Here it is just the sixth day of the new year and already I've missed a day of Bushisms. How reliable am I? Don't answer that. Anyway, here's number 6.


"And I want those who are questioning it to step up and explain why all of a sudden a Middle Eastern company is held to different standards that a Great British company."

Defending a plan to allow a company from the United Arab Emirates to manage ports in the United States; aboard Air Force One on 2/32/06


I do get a laugh from Jeff Foxworthy and his red neck jokes. Maybe because I'm not a red neck but I also had a laugh when I read this bit he did about upstate New Yorkers. Now he lumped all New Yorkers north of NYC as up-staters but that's not true. For your convenience I've doctored a NY state map to show you the different regions. It took me a long time to do this so click on it to enlarge and appreciate my talents! (?)



Here it is with my comments in black.

If you consider it a sport to gather your food by drilling through 36 inches of ice and sitting there all day hoping that the food will swim by, you might live in Upstate New York.
True, many like to ice fish but not me. I'm not into freezing my ass off for a few perch or bass.

If you're proud that your region makes the national news 96 nights a year because Saranac Lake is the coldest spot in the nation, and Syracuse gets more snow than any other major city in the US , you might live in Upstate, NY.
True, in my area of NY the three cities of Buffalo, Rochester and Syracuse have a competition to see who gets the most snow. We've all had our turn of being the lucky winner. These 3 cities get copious amounts of lake effect snow. The benefit of living in Rochester is that we often get lake effect snow off of both Lake Erie and Lake Ontario.

If your local Dairy Queen is closed from October through May, you might live in Upstate New York .
That's not true. We don't have Dairy Queen around here. We do have Abbott's, a frozen custard ice cream and yes they are closed October through April Mr. Foxworthy.
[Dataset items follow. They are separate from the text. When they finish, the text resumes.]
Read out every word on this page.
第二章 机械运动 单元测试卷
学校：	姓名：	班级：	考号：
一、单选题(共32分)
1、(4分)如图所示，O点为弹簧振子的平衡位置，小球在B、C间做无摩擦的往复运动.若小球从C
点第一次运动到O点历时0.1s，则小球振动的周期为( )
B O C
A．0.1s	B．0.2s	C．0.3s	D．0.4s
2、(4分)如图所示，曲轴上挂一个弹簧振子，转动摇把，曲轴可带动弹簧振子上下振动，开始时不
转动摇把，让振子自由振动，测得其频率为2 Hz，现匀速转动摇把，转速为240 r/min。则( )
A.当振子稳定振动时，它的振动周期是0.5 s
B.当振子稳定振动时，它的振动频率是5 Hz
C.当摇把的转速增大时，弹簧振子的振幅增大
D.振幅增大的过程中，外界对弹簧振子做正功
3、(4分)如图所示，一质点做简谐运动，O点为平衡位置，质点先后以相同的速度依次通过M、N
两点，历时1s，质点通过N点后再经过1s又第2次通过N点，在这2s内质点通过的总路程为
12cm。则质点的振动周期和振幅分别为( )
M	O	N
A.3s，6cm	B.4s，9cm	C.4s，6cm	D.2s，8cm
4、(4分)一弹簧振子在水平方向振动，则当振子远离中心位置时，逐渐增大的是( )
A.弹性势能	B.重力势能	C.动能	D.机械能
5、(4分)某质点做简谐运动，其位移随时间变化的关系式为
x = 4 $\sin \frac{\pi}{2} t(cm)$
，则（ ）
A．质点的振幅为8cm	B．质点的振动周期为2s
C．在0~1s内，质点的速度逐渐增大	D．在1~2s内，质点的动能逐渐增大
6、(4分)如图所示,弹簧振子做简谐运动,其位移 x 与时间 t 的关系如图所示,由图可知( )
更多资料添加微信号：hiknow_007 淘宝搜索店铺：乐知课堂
If you get 131 inches of snow in a week and you comment that 'winter's finally here', you might live near Oswego in Upstate New York.
True, enough said. That really happened.


If you instinctively walk like a penguin for six months out of the year, you might live, bundled up, in Upstate New York.
True for most, but I hate to wear a winter coat so I usually wear just a fleece jacket unless the temp goes below 0 degrees.

If someone in a Home Depot store offers you assistance, and they don't work there, you might live in Upstate NY.
True, we're a friendly bunch.

If your dad's suntan stops at a line curving around the middle of his forehead, you might live in Upstate New York.
True for many.


If you have worn shorts and a parka on the same day, you might live in Upstate New York.
LOL, this can happen.


If you have had a lengthy phone conversation with someone who dialed a wrong number, you might live in Upstate New York.
I don't get this one.


YOU KNOW YOU ARE A TRUE UPSTATE NEW YORKER WHEN:


'Vacation' means going South past Syracuse for the weekend.
Not true for me anyway. I go north to the 1000 Island/St. Lawrence River area.

You measure distance in hours.
Doesn't everybody?

You know several people who have hit a deer more than once.
True.

You often switch from 'heat' to 'A/C' in the same day and back again.
It can happen.


You can drive 65 mph through 2 feet of snow during a raging blizzard, without flinching.
Uh, hhhmmmm, yes we do.

You install security lights on your house and garage and leave both unlocked.
Not true for me. Our house has been broken into twice over the years and countless things have gone missing from our yard and garage.

You carry jumper cables in your car and your girlfriend/wife knows how to use them.
True, I know how to use them, don't know about the girlfriend.

You design your kid's Halloween costume to fit over a snowsuit.
A resounding true!

Driving is better in the winter because the potholes are filled with snow.
I hate to admit this but this is true.

You know all 4 seasons: almost winter, winter, still winter, and road construction.
Not true. While we do have a long continuous road construction season, we often have a week long spring and summer lasts a few weeks.

You can identify a southern or eastern accent.
I love a southern accent, an eastern, not so much.

Down South to you means Corning .
Not true.

Your neighbor throws a party to celebrate his new shed.
Not true in my neighborhood, maybe in the next county over.

You go out for a fish fry every Friday .
True and I love them!!

Your 4th of July picnic was moved indoors due to frost.
Not true but it seems to rain often on this day.

You have more miles on you r snow blower than your car.
Some weeks, yes.

You find 10 degrees 'a little chilly.' and 55 is shorts weather.
LOL-true.

You actually understand these jokes, and you forward them to all your Upstate New York friends and to those who used to live here and left.
True and this will be me someday. Moving to someplace warm and sunny!

3 comments:

Kitten Herder said...

Many of these quips apply to those of us who live in NH as well. ;)

The Ferryman said...

That is some NICE map work.

You people who live up there are all crazy. The coolest among you will be allowed to move here to Florida.

Summer said...

Kitten Herder, we sure have to be a hearty breed to live up north.